Stone Cold Jzzle’s Sound offers a clear window into the future of NOLA music with his track, conscious lowkey.
Born and raised in New Orleans, the seasoned rapper Stone Cold Jzzle has seen it all with glimpses of virality with hit songs like his 2020 release Yup to cosigns from A$AP Bari and Odell Beckham Jr., but it’s his recent project, Joe Black, that presents a centered and cohesive sound honestly soundtracking the good, bad, and ugly of growing from the 7th Ward that has me excited. Stone Cold’s music is so authentically a product of his environment, and the last cut off the project, conscious lowkey, speaks volumes to that.

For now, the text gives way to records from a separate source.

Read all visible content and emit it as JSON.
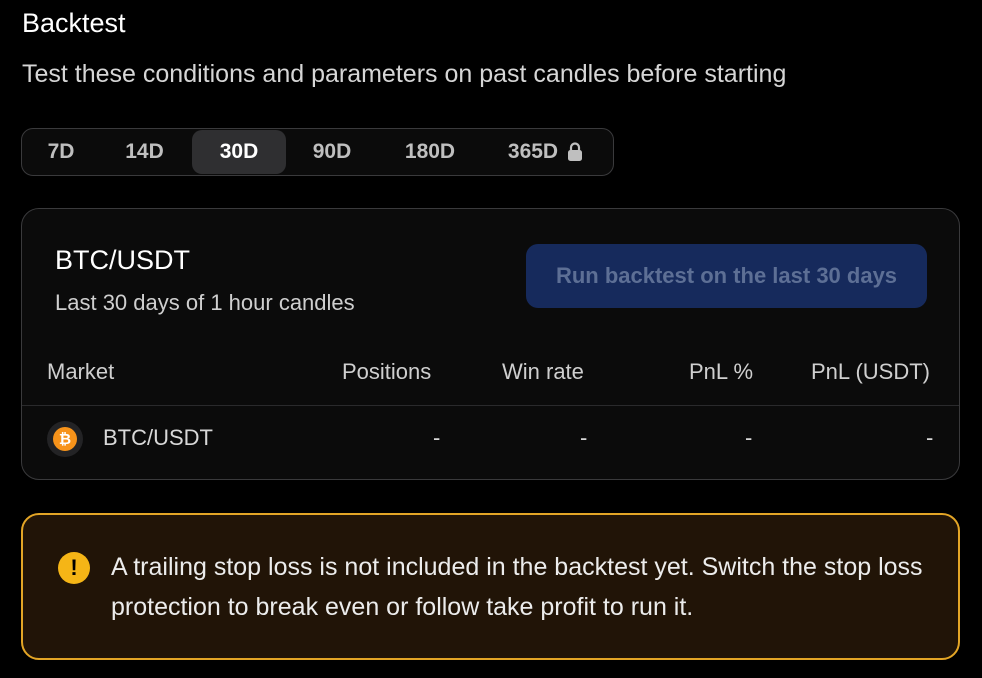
{
  "header": {
    "title": "Backtest",
    "subtitle": "Test these conditions and parameters on past candles before starting"
  },
  "periods": [
    {
      "label": "7D",
      "active": false,
      "locked": false
    },
    {
      "label": "14D",
      "active": false,
      "locked": false
    },
    {
      "label": "30D",
      "active": true,
      "locked": false
    },
    {
      "label": "90D",
      "active": false,
      "locked": false
    },
    {
      "label": "180D",
      "active": false,
      "locked": false
    },
    {
      "label": "365D",
      "active": false,
      "locked": true
    }
  ],
  "card": {
    "pair": "BTC/USDT",
    "range": "Last 30 days of 1 hour candles",
    "run_label": "Run backtest on the last 30 days",
    "columns": [
      "Market",
      "Positions",
      "Win rate",
      "PnL %",
      "PnL (USDT)"
    ],
    "rows": [
      {
        "market": "BTC/USDT",
        "coin_symbol": "₿",
        "positions": "-",
        "win_rate": "-",
        "pnl_pct": "-",
        "pnl_usdt": "-"
      }
    ]
  },
  "alert": {
    "icon": "!",
    "text": "A trailing stop loss is not included in the backtest yet. Switch the stop loss protection to break even or follow take profit to run it."
  },
  "colors": {
    "background": "#000000",
    "button_bg": "#162a5c",
    "alert_border": "#e3a526",
    "alert_bg": "#211407",
    "btc_orange": "#f7931a"
  }
}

Candidly, I only stumbled across Stone Cold’s music yesterday while listening to 454’s set on NTS Radio (9/19), and had no choice but to pause that and run a deep dive into his discography and the story behind it. Beyond his obvious Southern slick talk lies an undeniable foundation of liquid creativity that’s seen in his approach to stretching traditionally New Orleans sounds into what can only be described as his own. Unlike many of his contemporaries, Stone Cold has been able to leverage his early success into making huge leaps in production quality while still remaining grounded in his creative vision, which has remained authentic since the jump – a real testament to his commitment to his artistry. Moreover, his nonchalant and collected demeanor bleeds through in his music, and when combined with the productions’ characteristically southern bounce, it’s just an undeniably fun sound that has the appeal to make it beyond the region.
Juxtaposing the high-tempo sound that dominates the rest of the 15-track album, his closing track, conscious lowkey, takes a step back to reflect and breathe, coloring the nearly two-minute offering with soulful production and introspection. The closing track’s groovy instrumentation pays homage to NOLA’s rich history of jazz, soul, and loud horns, while his signature smooth talk delivery addresses his inner battles with patience, trust, and managing notoriety. Zooming out on a larger scale, it’s Stone Cold’s ability to effortlessly transition from lightning-quick 16s over Cash Cobain production on tracks like last year’s Yearnin’ to laid-back offerings like conscious lowkey in a way that makes sense and feels authentic to his artistry, and who he is, that has me singing his praises to anyone that will listen.